As a result of this, many will turn to a DIY solution. These have, for a time, enabled some measure of control over the network, but, crucially, they also require more of the IT organization’s valuable time. Time spent on monitoring the connectivity of your business hinders productivity, an issue not just of interest to executives but also to the UK Government, following its £56 million investment to boost business productivity.

If a business wants to take back control of its network but doesn’t want to spend valuable time monitoring this, it would have traditionally exhausted its options.  This, however, is no longer the case. A cloud-first WAN solution offers the best of both worlds for a forward-thinking corporation, regardless of the size of its IT team. To put it simply, a cloud-first, software-defined WAN solution offers the foundational technology needed to migrate to the cloud combined with the simplicity of having a single portal to manage that network. It gives businesses the flexibility and control they crave, without the hassle of exhaustively monitoring it.

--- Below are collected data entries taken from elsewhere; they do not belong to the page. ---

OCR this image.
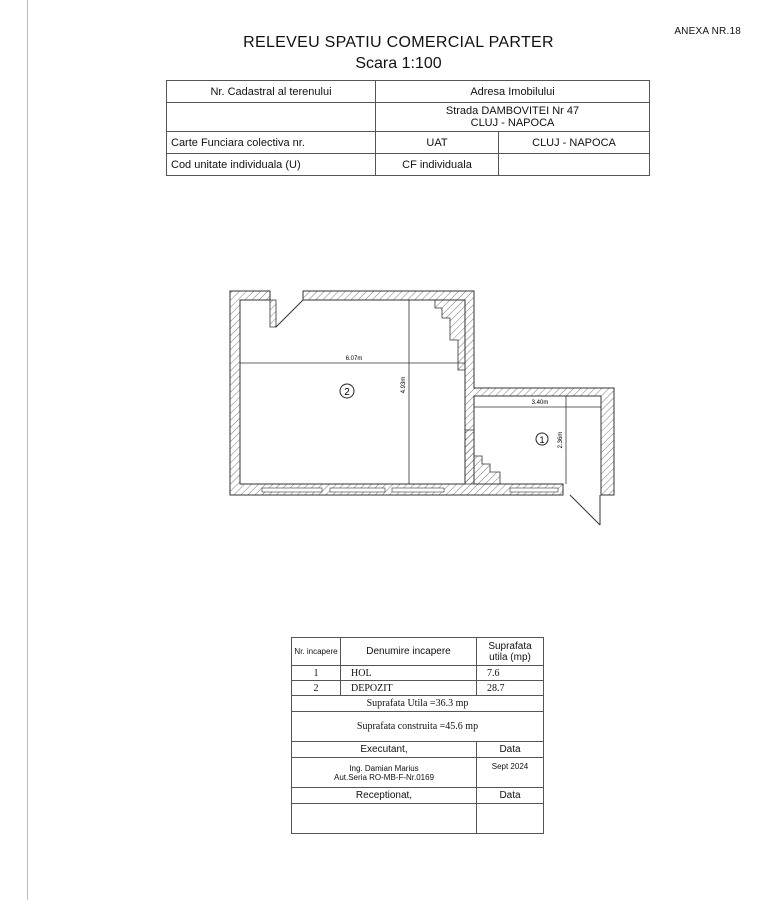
ANEXA NR.18
RELEVEU SPATIU COMERCIAL PARTER
Scara 1:100
Nr. Cadastral al terenului	Adresa Imobilului	

	Strada DAMBOVITEI Nr 47
CLUJ - NAPOCA	

Carte Funciara colectiva nr.	UAT	CLUJ - NAPOCA
Cod unitate individuala (U)	CF individuala	
6.07m
4.93m
3.40m
2.36m
2
1
Nr. incapere	Denumire incapere	Suprafata utila (mp)
1	HOL	7.6
2	DEPOZIT	28.7
Suprafata Utila =36.3 mp		
Suprafata construita =45.6 mp		
Executant,		Data

Ing. Damian Marius
Aut.Seria RO-MB-F-Nr.0169		Sept 2024
Receptionat,		Data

The business benefits of managed networking

The newest cloud-first WAN solutions offer as much or as little connectivity as a business needs, whether it is to connect 10 branches across a dense regional network or 100 branches globally. Businesses no longer need to settle for what they are given by vendors, they can now sustain their own connectivity that is tailored specifically to their own business needs.

The beauty of the cloud-first WAN is that it creates a secure global network connection that’s always on, and provides the security that businesses need within their existing internet, so you can trust all the software-as-a-service (SaaS) applications you use today and tomorrow.

An “as-a-Service” managed network allows business leaders to analyse what is working, what isn’t working and what can be improved, all through a single portal that offers unparalleled internal visibility, in order to exercise full control over this key resort.